I will start by saying I'm no expert in Indigenous affairs or law, but I know it's especially messy in BC due to the multitude of co-habitating tribes that have lived in the area before, during and after the colonial period.
I get the sense the author is using the findings and jumping to worst case scenario conclusions. Landholders automatically lose all rights and owners interest because Crown title is subordinate and defective, gg no re (despite citing a settled/negotiated case where Crown land was given over and fee-simple landowners retained their interest). And BC's legal losses come out of Canada's budget so our tax money goes to First Nations, and so therefore you're supposed to get angry about it according to the author.

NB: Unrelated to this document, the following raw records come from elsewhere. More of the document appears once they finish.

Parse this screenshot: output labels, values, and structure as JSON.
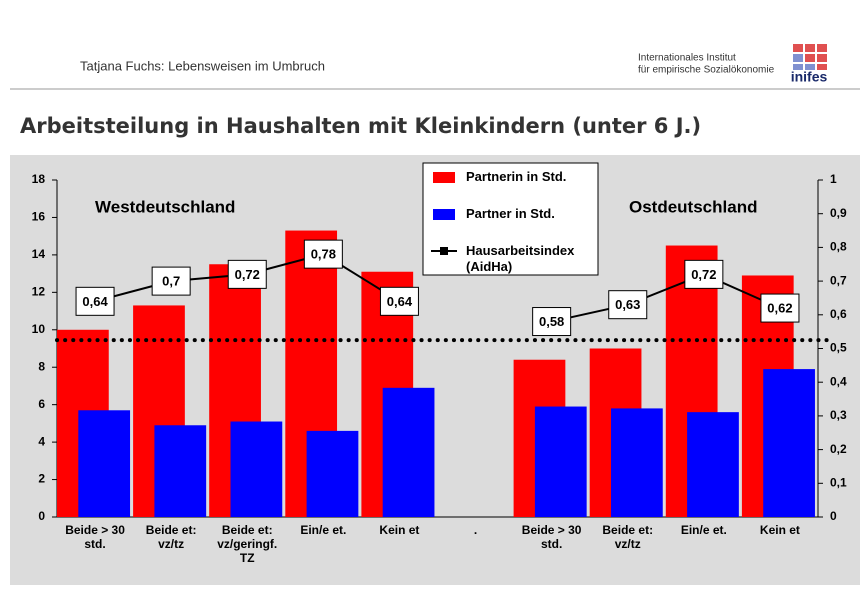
{
  "header": {
    "author": "Tatjana Fuchs: Lebensweisen im Umbruch",
    "institute_line1": "Internationales Institut",
    "institute_line2": "für empirische Sozialökonomie",
    "logo": "inifes"
  },
  "chart_data": {
    "type": "bar",
    "title": "Arbeitsteilung in Haushalten mit Kleinkindern (unter 6 J.)",
    "categories": [
      "Beide > 30 std.",
      "Beide et: vz/tz",
      "Beide et: vz/geringf. TZ",
      "Ein/e et.",
      "Kein et",
      ".",
      "Beide > 30 std.",
      "Beide et: vz/tz",
      "Ein/e et.",
      "Kein et"
    ],
    "series": [
      {
        "name": "Partnerin in Std.",
        "type": "bar",
        "color": "#ff0000",
        "values": [
          10,
          11.3,
          13.5,
          15.3,
          13.1,
          null,
          8.4,
          9,
          14.5,
          12.9
        ]
      },
      {
        "name": "Partner in Std.",
        "type": "bar",
        "color": "#0000ff",
        "values": [
          5.7,
          4.9,
          5.1,
          4.6,
          6.9,
          null,
          5.9,
          5.8,
          5.6,
          7.9
        ]
      },
      {
        "name": "Hausarbeitsindex (AidHa)",
        "type": "line",
        "axis": "y2",
        "color": "#000000",
        "values": [
          0.64,
          0.7,
          0.72,
          0.78,
          0.64,
          null,
          0.58,
          0.63,
          0.72,
          0.62
        ],
        "value_labels": [
          "0,64",
          "0,7",
          "0,72",
          "0,78",
          "0,64",
          null,
          "0,58",
          "0,63",
          "0,72",
          "0,62"
        ]
      }
    ],
    "ylim": [
      0,
      18
    ],
    "yticks": [
      0,
      2,
      4,
      6,
      8,
      10,
      12,
      14,
      16,
      18
    ],
    "y2lim": [
      0,
      1
    ],
    "y2ticks": [
      0,
      {
        "value": 0.1,
        "label": "0,1"
      },
      {
        "value": 0.2,
        "label": "0,2"
      },
      {
        "value": 0.3,
        "label": "0,3"
      },
      {
        "value": 0.4,
        "label": "0,4"
      },
      {
        "value": 0.5,
        "label": "0,5"
      },
      {
        "value": 0.6,
        "label": "0,6"
      },
      {
        "value": 0.7,
        "label": "0,7"
      },
      {
        "value": 0.8,
        "label": "0,8"
      },
      {
        "value": 0.9,
        "label": "0,9"
      },
      1
    ],
    "reference_line": {
      "value": 0.525,
      "axis": "y2"
    },
    "annotations": [
      "Westdeutschland",
      "Ostdeutschland"
    ]
  }
}
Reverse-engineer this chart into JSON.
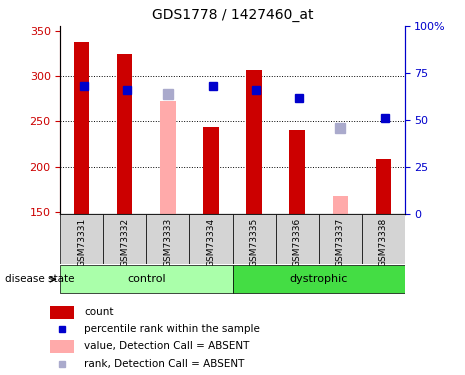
{
  "title": "GDS1778 / 1427460_at",
  "samples": [
    "GSM73331",
    "GSM73332",
    "GSM73333",
    "GSM73334",
    "GSM73335",
    "GSM73336",
    "GSM73337",
    "GSM73338"
  ],
  "ylim_left": [
    148,
    355
  ],
  "ylim_right": [
    0,
    100
  ],
  "yticks_left": [
    150,
    200,
    250,
    300,
    350
  ],
  "yticks_right": [
    0,
    25,
    50,
    75,
    100
  ],
  "bar_color_present": "#cc0000",
  "bar_color_absent": "#ffaaaa",
  "dot_color_present": "#0000cc",
  "dot_color_absent": "#aaaacc",
  "bar_width": 0.35,
  "count_values": [
    338,
    324,
    null,
    244,
    307,
    240,
    null,
    208
  ],
  "absent_bar_values": [
    null,
    null,
    272,
    null,
    null,
    null,
    168,
    null
  ],
  "percentile_values": [
    68,
    66,
    null,
    68,
    66,
    62,
    null,
    51
  ],
  "absent_rank_values": [
    null,
    null,
    64,
    null,
    null,
    null,
    46,
    null
  ],
  "control_color": "#aaffaa",
  "dystrophic_color": "#44dd44",
  "left_axis_color": "#cc0000",
  "right_axis_color": "#0000cc",
  "grid_dotted_values": [
    200,
    250,
    300
  ],
  "xlabel_bg_color": "#d4d4d4"
}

But I don't think most reasonable people in Canada nor the Indigenous see it as the necessary conclusion. Things are in limbo because there's still a lot to be worked out and negotiated.
Something that is on my mind for this case, is that the Cowichan are not the only First Nation claiming historic ownership/usage rights over that area (the Semiahmoo, Tsawwassen of White Rock and Delta or the Musqueam of Vancouver as a few examples). If that area of Richmond is awarded by BC/Canada's courts exclusively to the Cowichan, then other First Nations have their rights and claims effectively abridged as well. Perhaps the author thinks that is irrelevant since all those will be worked out however will fully supersede the current resident rights. I'd disagree, ultimately I expect a conclusion that not everyone is happy about, but at least everyone's modern and historical injuries are considered and recompensed at least partially. I think most Canadians recognize that as a nation we did generational harm to the Indigenous people whose historic lands we live on, but the exact way to recognize, repay and move forward is still far from decided. The author is, in my opinion, getting ahead of themselves assuming the conclusions.